Detection of cavernous malformations has been facilitated by the use of MRI and protocols that include susceptibility-weighted sequences. In our patient, a cavernous malformation with subacute hemorrhage appeared hyperintense on T1 and T2 sequences (Fig. 1). Cavernous malformations are distinguished from other vascular malformations by lack of enhancement with administration of contrast (Fig. 1B). Subacute hemorrhage is often accompanied by surrounding edema (Fig. 1C). Susceptibility-weighted sequences are highly sensitive for blood products, demonstrating hypointensity in the area of the lesion (Fig. 1D). Chronically, with resolved hemorrhage, the lesion may appear isointense or hypointense on T1 sequences (Fig. 2A, B) with a peripheral rim of T2 hypointensity, consistent with hemosiderin (Fig. 2C). With recurrent hemorrhage leading to accumulation of blood products of varying ages, the lesion takes on the typical “popcorn” appearance of mixed signal intensity on TI and T2 sequences. Hypointensity on susceptibility-weighted imaging persists in the chronic phase because of hemosiderin deposition (Fig. 2D) or dystrophic calcification.

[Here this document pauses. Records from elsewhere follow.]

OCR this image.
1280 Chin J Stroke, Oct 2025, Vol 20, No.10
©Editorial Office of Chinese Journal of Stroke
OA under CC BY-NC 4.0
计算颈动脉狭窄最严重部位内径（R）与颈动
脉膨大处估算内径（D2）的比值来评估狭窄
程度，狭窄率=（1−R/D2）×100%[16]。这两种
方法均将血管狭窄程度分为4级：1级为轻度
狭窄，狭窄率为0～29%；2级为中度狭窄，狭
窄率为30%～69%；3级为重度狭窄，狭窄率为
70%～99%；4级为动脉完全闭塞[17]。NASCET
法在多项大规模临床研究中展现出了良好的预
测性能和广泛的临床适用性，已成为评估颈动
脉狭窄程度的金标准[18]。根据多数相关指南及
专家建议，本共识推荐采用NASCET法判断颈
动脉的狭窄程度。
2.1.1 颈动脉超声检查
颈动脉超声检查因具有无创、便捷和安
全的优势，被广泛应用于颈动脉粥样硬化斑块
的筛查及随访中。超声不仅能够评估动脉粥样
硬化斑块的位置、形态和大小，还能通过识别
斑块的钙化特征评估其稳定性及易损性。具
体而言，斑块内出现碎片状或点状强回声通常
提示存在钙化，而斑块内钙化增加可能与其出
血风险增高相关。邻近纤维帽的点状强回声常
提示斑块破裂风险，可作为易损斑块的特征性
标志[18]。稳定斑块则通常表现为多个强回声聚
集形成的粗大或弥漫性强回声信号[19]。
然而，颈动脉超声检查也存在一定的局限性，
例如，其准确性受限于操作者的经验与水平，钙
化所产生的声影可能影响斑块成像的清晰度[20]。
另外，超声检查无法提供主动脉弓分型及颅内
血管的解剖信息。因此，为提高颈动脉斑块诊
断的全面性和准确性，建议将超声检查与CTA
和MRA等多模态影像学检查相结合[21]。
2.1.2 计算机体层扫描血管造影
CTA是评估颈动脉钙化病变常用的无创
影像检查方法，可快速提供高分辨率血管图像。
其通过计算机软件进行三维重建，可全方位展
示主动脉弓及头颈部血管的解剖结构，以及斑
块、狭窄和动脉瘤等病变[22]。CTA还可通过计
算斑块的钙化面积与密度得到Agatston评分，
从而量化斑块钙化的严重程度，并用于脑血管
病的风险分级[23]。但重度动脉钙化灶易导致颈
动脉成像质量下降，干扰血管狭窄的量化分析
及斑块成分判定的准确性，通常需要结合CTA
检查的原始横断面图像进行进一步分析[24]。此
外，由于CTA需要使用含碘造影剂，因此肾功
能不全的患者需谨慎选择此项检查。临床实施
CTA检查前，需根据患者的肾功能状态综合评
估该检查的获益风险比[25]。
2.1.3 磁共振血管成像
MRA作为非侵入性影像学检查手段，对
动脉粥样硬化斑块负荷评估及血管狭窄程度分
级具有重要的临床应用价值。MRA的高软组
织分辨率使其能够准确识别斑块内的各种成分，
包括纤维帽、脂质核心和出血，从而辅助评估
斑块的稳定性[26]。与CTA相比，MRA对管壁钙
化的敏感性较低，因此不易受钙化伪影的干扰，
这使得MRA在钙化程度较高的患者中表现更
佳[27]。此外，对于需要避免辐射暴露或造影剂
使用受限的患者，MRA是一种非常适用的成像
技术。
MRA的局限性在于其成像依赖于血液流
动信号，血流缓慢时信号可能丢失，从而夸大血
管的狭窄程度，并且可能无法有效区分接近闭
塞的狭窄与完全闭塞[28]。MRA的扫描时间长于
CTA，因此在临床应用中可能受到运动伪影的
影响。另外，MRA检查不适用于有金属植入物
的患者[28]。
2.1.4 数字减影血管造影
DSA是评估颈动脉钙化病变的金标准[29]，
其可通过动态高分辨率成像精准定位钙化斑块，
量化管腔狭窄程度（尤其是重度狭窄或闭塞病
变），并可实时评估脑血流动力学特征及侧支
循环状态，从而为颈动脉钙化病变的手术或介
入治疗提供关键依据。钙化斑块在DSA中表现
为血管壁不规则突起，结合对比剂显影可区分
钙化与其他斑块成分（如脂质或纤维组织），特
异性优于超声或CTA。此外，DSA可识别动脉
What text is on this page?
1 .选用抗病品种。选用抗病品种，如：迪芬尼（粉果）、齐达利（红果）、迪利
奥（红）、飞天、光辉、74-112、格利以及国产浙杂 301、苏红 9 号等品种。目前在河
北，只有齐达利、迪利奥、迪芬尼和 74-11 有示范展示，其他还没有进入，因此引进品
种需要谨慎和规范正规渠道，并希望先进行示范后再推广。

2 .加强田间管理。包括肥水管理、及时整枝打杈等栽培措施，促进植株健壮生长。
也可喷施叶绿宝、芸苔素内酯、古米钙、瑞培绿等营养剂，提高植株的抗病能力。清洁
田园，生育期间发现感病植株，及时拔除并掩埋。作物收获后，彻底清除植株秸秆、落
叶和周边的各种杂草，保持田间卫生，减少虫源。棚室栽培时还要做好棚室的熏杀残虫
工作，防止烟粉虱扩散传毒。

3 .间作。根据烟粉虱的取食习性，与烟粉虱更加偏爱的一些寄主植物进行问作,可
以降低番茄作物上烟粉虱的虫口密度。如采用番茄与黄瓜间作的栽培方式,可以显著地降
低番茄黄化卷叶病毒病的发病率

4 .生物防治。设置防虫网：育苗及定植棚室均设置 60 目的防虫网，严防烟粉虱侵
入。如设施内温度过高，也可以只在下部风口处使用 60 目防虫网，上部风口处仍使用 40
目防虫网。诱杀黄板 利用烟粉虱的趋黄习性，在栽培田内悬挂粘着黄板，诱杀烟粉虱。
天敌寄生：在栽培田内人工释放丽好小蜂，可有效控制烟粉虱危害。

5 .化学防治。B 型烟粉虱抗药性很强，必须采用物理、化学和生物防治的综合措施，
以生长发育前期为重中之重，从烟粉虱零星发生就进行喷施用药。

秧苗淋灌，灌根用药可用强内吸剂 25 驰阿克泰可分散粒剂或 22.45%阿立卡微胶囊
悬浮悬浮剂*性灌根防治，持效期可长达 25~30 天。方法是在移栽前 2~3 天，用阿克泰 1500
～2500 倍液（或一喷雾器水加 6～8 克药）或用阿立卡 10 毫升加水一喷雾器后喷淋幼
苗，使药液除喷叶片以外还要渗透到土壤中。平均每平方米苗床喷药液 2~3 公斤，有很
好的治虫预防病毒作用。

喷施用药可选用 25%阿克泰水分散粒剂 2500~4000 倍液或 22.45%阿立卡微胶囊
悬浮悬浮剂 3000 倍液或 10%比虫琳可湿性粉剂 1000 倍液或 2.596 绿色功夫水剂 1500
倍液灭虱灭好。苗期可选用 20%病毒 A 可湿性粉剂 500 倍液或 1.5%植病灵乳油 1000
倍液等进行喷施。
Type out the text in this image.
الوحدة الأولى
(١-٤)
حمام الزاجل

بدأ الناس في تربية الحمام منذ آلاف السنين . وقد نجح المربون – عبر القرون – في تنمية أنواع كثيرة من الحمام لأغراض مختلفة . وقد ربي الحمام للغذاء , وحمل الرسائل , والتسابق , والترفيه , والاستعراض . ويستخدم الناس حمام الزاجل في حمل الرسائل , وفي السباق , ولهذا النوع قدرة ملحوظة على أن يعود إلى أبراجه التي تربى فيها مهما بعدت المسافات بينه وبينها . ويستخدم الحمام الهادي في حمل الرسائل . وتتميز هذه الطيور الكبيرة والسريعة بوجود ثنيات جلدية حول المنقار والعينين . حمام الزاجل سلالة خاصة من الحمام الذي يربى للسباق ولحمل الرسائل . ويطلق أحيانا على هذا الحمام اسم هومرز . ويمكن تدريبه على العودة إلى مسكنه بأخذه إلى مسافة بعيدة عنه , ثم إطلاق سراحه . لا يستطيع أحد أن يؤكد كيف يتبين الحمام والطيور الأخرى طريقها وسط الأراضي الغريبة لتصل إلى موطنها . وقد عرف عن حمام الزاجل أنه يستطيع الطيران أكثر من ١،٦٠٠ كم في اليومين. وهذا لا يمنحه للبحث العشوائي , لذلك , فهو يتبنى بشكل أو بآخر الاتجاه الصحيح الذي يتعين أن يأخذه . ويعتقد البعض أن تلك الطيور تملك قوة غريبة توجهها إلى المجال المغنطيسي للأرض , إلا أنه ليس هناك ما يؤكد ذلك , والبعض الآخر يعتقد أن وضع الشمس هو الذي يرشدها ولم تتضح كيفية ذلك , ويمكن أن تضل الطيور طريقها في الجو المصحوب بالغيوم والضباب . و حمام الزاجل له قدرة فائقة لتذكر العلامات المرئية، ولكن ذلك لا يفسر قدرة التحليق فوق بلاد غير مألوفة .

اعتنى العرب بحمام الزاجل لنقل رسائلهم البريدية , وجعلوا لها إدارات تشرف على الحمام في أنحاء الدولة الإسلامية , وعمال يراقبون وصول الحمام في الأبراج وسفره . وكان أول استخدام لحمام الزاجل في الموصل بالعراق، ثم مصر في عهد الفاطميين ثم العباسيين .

Our case illustrates a good prognosis for neurologic recovery from a first-time hemorrhage. The patient's symptoms resolved over a 6-month period, suggesting remyelination of the sixth nerve fasciculus as hemorrhage and edema resolved. However, cavernous malformations carry a high risk for recurrent hemorrhage and must be considered as a potential cause of an “idiopathic” ocular motor cranial nerve palsy.